The Last Train Presentation:
The Last Train: A Holocaust Story is the culmination of five years of research into one of the most heartening events of World War II. The book’s journey began with an email from Rona’s son, Daniel. The email said, “Mom, read this article and then show it to Dad.” The article was titled “A Train Near Magdeburg.” The instant she opened the link, she knew the article was about the death train from which her husband Paul, then a child, his brother Oscar, and their mother Lenke were liberated by the U.S. Ninth Army on April 13, 1945.
The Last Train is the true story of the Auslanders’ (Paul’s original surname) tremendous ordeal and the incredible coincidence that saved their lives. It is also the true story of Matt Rozell, a high-school teacher from upstate New York, who uncovered the story of the train and organized a symposium that brought Paul and other train survivors face-to-face with the soldiers who had liberated them 64 years earlier.
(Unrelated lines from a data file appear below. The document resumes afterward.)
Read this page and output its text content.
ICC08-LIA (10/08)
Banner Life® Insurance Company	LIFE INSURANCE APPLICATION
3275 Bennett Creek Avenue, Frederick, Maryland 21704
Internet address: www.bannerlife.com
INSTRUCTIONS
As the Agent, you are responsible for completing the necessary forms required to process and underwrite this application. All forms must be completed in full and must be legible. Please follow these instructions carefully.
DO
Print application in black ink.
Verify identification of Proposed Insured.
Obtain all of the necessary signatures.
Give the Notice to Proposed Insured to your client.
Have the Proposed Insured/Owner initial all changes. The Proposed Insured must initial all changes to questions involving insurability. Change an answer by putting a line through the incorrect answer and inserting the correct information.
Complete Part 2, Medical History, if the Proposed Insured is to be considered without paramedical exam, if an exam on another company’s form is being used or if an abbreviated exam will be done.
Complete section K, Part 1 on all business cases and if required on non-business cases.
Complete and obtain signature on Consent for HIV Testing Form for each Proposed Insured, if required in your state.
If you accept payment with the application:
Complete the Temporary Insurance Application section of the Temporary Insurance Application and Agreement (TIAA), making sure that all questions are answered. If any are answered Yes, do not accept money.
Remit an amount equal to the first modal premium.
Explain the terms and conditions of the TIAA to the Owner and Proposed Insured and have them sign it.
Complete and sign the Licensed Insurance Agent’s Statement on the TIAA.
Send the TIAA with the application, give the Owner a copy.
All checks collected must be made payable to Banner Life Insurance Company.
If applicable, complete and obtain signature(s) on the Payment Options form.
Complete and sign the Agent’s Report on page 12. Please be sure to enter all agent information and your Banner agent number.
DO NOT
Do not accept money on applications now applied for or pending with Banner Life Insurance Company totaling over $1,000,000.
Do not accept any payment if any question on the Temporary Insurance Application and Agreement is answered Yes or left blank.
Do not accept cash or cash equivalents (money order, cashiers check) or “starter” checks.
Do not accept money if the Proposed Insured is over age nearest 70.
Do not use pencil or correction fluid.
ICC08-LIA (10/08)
Her presentation includes a PowerPoint presentation of original photos taken at the moment of liberation. She will also share the details of the bizarre and little known “Jews on Ice” program, which kept 21,000 Hungarian Jews (including Paul’s family) out of Auschwitz, and put 6,500 of them on three death trains out of Bergen-Belsen. The presentation will include a reading from The Last Train including the speech that Paul gave at the symposium that brought 800 students to their feet.
This book is a crossover that is being read by adults and children. Her presentations are geared to the age group of the audience and are popular with children and adults.
- Fees: $300 for 1 presentation, $550 for 2 presentations, $850 for 3 presentations
- Presentations are 1 hour
- Average number of students per session: 75-80. Rona has presented to groups as small as 20 and as large as 150.